The successful collaborations, built in part around tracking technologies for fish and other animals, have resulted in multiple technology achievements that benefit national and international sensor and battery development. Examples include:

  • Lab-on-a-Fish – This miniaturized and implantable fish tracking tag incorporates advances in computing and wireless sensing to provide real-time monitoring of aquatic animals, their health, and environmental conditions. Lab-on-a-Fish is available for licensing in all fields.
  • Biomechanical energy harvester – This technology leverages a piezoelectric beam (which creates energy from pressure and heat) to capture the energy-generating natural movements of an animal fitted with a wearable or implantable tracking device. Harvested energy both helps transmit signals and provides a longer-term power source for the device.
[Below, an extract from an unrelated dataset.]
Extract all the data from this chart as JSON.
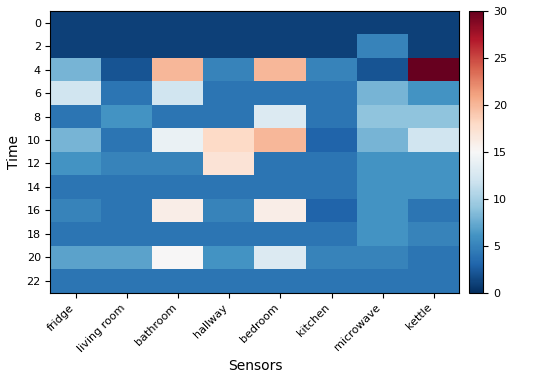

The technology has been demonstrated in the lab and continues in development for field demonstration.
  • Acoustic micro-transmitter (AMT)The lightweight AMT is the smallest implantable transmitter for tracking fish in their habitats. Its size enhances data gathering from smaller species, providing critical information for recovering fish populations and developing fish-friendly hydroelectric systems. The device’s high-energy microbattery offers a longer service life than other technologies. AMT has been demonstrated in the field and is available for licensing.
  • Tubular battery technology – This reduces some battery shape limitations for better integration with portable electronic devices such as cell phones and tablets. PNNL-developed fabrication techniques improve battery performance and offer new insights for battery design.
  • Thin, vertical microbattery – The orientation and improved battery chemistry produce a fish tracking tag that can more readily be injected into the animal and provide desired data. The method also offers improved performance in situations where temperature variations may affect battery operation. The technology is available for licensing. 

For the journal paper’s development, the Department of Energy’s Water Power Technologies Office funded the work of staff at PNNL, and the U.S. Office of Naval Research funded the work of the University of Connecticut staff.